Pour la seconde fois, le secrétaire général des Nations unies Kofi Annan a repoussé la date du référendum sur l'indépendance du Timor-Oriental à cause des conditions encore précaires de sécurité et des difficultés d'enregistrement d'environ 60 000 réfugiés qui ont fui les violences causées par les milices pro-intégrationistes. La consultation sur l'acceptation ou le rejet de l'autonomie, ainsi que les Nations unies nomment le scrutin, est désormais prévue pour le 30 août, au lieu des 21 et 22 août comme annoncé antérieurement.

Le report était largement attendu car l'enregistrement avait déjà démarré en retard du fait des attaques des miliciens contre les bureaux onusiens à la mi-juillet. Kofi Annan conditionne toujours son feu vert à l'amélioration des conditions de sécurité qu'il juge «encore inadéquates» et à la résolution du problème des réfugiés, concentrés dans la partie ouest du Timor-Oriental.

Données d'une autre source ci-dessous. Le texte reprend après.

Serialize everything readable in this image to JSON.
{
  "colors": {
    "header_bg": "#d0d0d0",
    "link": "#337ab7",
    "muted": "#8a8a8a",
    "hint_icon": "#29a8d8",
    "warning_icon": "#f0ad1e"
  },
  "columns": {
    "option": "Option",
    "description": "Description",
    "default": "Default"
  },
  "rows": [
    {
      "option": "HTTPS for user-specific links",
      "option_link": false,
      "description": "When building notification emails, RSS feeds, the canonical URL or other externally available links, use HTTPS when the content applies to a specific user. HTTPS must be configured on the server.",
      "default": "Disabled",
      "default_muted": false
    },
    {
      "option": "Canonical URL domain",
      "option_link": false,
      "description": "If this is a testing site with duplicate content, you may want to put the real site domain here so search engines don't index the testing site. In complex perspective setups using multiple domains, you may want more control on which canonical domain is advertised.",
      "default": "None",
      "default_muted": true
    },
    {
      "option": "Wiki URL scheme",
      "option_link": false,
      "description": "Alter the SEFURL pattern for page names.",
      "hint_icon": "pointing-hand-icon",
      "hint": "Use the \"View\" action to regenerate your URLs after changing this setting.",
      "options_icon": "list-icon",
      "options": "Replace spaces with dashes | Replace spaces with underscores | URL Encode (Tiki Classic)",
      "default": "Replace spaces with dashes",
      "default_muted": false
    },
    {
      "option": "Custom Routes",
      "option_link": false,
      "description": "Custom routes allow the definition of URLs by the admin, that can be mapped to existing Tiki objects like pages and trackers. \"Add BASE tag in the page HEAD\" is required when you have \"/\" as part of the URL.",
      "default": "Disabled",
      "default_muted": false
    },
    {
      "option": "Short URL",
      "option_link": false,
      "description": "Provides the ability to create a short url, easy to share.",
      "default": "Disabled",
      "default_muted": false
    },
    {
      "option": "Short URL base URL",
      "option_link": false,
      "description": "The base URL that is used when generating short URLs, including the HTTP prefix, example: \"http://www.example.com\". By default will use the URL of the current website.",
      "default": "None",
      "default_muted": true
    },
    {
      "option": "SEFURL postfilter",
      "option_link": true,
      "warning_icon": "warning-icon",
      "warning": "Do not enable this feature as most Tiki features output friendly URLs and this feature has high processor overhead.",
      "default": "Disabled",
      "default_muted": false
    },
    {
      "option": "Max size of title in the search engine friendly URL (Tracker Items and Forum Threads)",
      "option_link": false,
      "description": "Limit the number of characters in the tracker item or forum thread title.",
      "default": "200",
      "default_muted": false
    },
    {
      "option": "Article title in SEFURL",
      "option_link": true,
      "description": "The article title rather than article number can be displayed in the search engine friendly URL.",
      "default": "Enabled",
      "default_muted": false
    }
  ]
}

Ce nouveau report reflète la volonté des Nations unies d'établir des conditions optimales pour la consultation, qui constituera la chance unique pour les quelque 400 000 Timorais de l'Est éligibles de se prononcer sur leur destin. Le président indonésien Habibie s'est engagé à accorder l'indépendance si l'autonomie proposée par Djakarta est repoussée lors du vote. Le Timor-Oriental, envahi par l'armée indonésienne peu après le départ chaotique des colonisateurs portugais en 1975, avait été annexé par Djakarta l'année suivante. Les Nations unies n'avaient jamais reconnu ce fait accompli, contrairement à plusieurs pays d'Asie du Sud-Est et à l'Australie, la puissance régionale juste au sud de l'île de Timor.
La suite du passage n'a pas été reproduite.